23 Jun 2025 | By Jiya Somaiya
According to the announcement made by Stora Enso, the evaluation intends to improve company focus, streamline processes, and realise the value of the forest assets as well as the company’s primary packaging business.
As part of the review, Stora Enso will consider a variety of possibilities, including the potential separation and public listing of the forest business through a partial demerger into a new company held by all company shareholders. The company attempts to create two separate businesses while focusing on renewable packaging, market positioning, and flexible and cost-effective production.
Following the recent agreement to sell approximately 175,000-hectares of Swedish forestland for an enterprise value of USD 900-million, in line with book value, Stora Enso will retain ownership of more than 1.2 million hectares (1.0 million hectares of productive forestland) in Sweden, with a fair value of approximately EUR 5.8 billion as of 31 March, 2025.
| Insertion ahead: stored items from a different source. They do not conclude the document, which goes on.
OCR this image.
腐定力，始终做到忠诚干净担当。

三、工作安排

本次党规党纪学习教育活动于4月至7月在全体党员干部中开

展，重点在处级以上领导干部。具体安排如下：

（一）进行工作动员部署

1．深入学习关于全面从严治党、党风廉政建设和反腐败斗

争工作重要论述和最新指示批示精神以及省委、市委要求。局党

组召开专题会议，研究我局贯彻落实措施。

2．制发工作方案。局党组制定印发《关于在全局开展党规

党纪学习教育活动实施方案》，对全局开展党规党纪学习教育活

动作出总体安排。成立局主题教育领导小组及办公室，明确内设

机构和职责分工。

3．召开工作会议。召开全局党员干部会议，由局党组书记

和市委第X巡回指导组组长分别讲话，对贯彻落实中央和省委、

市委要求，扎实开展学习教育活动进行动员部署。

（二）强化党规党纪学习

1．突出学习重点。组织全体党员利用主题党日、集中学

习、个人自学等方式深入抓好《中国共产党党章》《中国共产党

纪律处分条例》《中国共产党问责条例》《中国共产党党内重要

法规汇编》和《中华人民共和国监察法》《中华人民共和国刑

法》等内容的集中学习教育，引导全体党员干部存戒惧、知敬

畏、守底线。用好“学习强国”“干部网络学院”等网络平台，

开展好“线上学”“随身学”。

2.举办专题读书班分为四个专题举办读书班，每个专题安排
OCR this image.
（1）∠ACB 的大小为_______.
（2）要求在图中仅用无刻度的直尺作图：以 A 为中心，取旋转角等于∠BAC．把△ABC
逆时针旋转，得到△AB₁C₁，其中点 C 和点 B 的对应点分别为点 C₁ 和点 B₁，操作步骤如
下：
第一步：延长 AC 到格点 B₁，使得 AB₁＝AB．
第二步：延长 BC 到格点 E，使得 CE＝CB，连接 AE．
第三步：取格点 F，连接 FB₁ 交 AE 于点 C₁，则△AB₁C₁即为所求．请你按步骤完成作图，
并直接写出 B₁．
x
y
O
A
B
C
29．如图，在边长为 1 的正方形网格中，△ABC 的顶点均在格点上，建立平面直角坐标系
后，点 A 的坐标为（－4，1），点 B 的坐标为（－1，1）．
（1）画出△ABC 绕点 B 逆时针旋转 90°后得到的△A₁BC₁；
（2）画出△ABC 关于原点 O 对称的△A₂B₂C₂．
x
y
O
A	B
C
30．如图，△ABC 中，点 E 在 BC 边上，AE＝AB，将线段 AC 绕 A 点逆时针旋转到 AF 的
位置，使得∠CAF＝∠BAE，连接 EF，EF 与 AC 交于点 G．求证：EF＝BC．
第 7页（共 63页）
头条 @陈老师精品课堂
Hans Sohlstrom, president and CEO of Stora Enso, stated, “Our Swedish forest assets exemplify excellence in sustainable forestry operations and environmental stewardship.” Sohlstrom added, “Initiating this strategic review underscores our commitment to maximising shareholder value while ensuring alignment with our long-term strategic objectives. By evaluating various strategic options, we aim to enhance business focus, reduce complexity, and unlock the full potential of both our forest and industrial assets.”
The company intends to submit an update on its strategic review by the end of 2025.
Since 2020, Stora Enso's Swedish forests have no longer accounted for at their historical cost, but according to a market valuation, based on actual transactions.